While a driverless taxi will be cheaper it will of course lead to a massive reduction in the need for taxi drivers. There will likely still be some cases where a human might be needed, to help elderly or disabled passengers to get to the car etc. In these cases it might be economical to share one driver between several cars, for example if the customer is visiting a place where help is available at the other end the driver may change to another car on the way to assist someone else. The relative cost of a car with driver will be higher than now which will lead to pressure to reduce their use especially in cases of subsidised trips.

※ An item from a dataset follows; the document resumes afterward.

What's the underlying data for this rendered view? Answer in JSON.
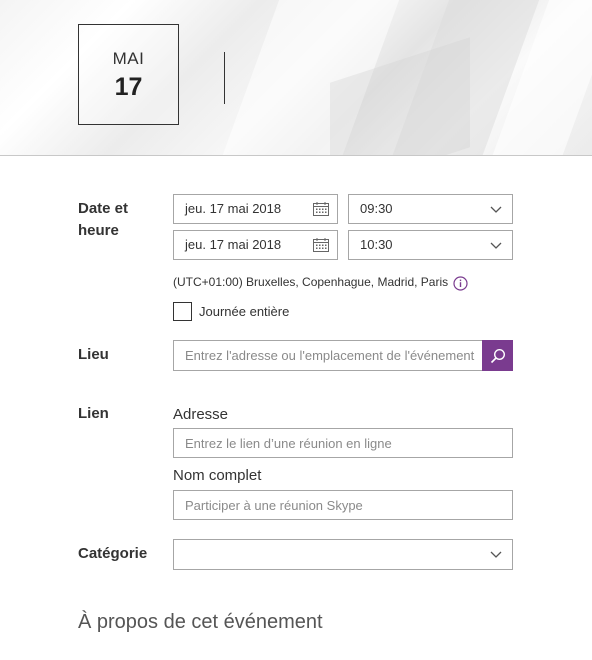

For a car of comparable size a driverless taxi will have a larger passenger capacity by at least one, possibly more as the seating arrangement can be made more freely. Because there is no driver to oversee the passengers, interior of the vehicle may need to be more durable, but on the other hand use of mass production models straight out of the factory is cheaper than using modified vehicles.
In some places offering taxi service is subject to licence. The rationale for this includes driver proficiency, health, reputation etc. It is difficult to see how such licences would be needed in the case of driverless taxis. This is likely to lead to more widespread secondary use of personal cars as taxis. While the owner is working or sleeping the car can drive around the town transporting passengers as needed. This will give a further advantage to those who can arrange their lives so that their traveling is off peak.
Acknowledgment: Thanks to Laston Kirkland for thoughtful evaluation of these ideas.